In Peterson v. Gibson, 191 Ill. 365, the certificate contained substantially the same condition as the certificate in this case, and a by-law provided that the constitution might be amended and changed at the annual meeting of the association by a majority of two-thirds of all the members present. The court say: “ What is here referred to as the constitution is but a code of laws adopted by the association.” Held, that a member was not bound by future bylaws materially affecting his contract, the court saying:
“ It is only when a member, in express terms, agrees to be bound by such constitutional amendments or by-laws as may hereafter be enacted, that he is bound by future amendments or by-laws which impair the obligations of his contract of membership injuriously.”

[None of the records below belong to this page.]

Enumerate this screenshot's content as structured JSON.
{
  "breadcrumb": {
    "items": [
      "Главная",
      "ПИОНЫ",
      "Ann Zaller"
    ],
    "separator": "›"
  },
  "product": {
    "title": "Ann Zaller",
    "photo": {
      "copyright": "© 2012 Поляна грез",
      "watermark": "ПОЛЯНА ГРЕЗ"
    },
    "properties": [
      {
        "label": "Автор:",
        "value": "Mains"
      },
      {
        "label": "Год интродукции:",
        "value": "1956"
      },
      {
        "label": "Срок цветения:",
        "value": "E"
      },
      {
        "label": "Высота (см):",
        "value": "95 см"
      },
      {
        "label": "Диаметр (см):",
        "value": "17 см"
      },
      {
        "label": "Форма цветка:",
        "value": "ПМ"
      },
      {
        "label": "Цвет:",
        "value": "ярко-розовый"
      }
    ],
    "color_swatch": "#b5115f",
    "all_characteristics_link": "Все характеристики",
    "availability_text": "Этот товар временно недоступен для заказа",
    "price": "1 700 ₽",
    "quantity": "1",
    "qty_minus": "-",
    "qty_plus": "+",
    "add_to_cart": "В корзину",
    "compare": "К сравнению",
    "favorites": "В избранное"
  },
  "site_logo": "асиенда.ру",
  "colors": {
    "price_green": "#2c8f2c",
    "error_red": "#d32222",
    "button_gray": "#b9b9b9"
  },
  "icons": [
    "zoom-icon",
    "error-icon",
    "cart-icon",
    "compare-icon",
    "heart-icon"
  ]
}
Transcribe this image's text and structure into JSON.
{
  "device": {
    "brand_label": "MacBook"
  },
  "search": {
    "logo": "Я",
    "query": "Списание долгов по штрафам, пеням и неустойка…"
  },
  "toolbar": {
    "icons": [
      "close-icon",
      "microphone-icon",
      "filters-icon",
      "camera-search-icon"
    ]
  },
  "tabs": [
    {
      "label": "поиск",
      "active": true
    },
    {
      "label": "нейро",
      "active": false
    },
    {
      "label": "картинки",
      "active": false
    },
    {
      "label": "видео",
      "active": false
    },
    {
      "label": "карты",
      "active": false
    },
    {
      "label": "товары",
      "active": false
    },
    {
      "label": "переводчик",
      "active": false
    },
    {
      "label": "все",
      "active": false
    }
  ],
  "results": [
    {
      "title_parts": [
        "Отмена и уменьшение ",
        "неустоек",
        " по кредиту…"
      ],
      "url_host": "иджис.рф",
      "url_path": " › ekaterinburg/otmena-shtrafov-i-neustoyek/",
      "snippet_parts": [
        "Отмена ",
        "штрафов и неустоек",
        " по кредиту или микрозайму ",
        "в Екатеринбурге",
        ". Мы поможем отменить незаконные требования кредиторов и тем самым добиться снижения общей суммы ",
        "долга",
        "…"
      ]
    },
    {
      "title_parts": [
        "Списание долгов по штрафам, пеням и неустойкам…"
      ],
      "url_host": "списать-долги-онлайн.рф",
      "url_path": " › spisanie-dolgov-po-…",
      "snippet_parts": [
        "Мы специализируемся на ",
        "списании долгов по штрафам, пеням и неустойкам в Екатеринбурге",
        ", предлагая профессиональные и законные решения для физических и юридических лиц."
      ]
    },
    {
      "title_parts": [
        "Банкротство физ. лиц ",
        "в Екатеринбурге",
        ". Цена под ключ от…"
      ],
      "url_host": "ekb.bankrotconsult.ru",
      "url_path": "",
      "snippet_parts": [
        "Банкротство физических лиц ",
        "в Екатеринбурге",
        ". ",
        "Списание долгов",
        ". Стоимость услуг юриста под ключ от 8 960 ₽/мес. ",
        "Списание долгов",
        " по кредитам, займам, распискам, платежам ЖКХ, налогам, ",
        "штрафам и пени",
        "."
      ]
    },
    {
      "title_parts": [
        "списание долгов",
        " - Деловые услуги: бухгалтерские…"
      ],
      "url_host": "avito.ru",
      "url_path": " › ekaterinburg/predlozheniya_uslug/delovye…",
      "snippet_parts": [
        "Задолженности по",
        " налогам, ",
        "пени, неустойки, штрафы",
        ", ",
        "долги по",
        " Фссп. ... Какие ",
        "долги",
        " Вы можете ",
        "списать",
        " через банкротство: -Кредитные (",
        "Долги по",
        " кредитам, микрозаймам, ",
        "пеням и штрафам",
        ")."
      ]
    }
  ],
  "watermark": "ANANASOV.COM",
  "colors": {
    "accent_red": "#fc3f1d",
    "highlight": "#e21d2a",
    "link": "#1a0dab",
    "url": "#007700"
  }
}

There is nothing in the contract between appellant and Honora McOaffery showing an agreement, in express terms, on her part, to be bound by future amendments or by-laws materially affecting the obligations of her contract. There may be decisions in other jurisdictions supporting appellant’s contention, but we deem the decisions in this state as conclusively against it. The sole ground urged by appellant’s counsel, in his argument, against appellee’s right of recovery, being that Honora McOaffery became suspended by feason of non-compliance with the by-laws of 1898, and therefore she was not, at the time of her death, a member of the order in good standing; all other grounds for a reversal, if any, are waived. Gordon v. Comrs. of Highways, 169 Ill. 510; Keyes v. Kimmel, 186 Ill. 109.
Other grounds are mentioned in appellee’s brief in support of the judgment, to which we think it unnecessary to refer. The judgment will be affirmed.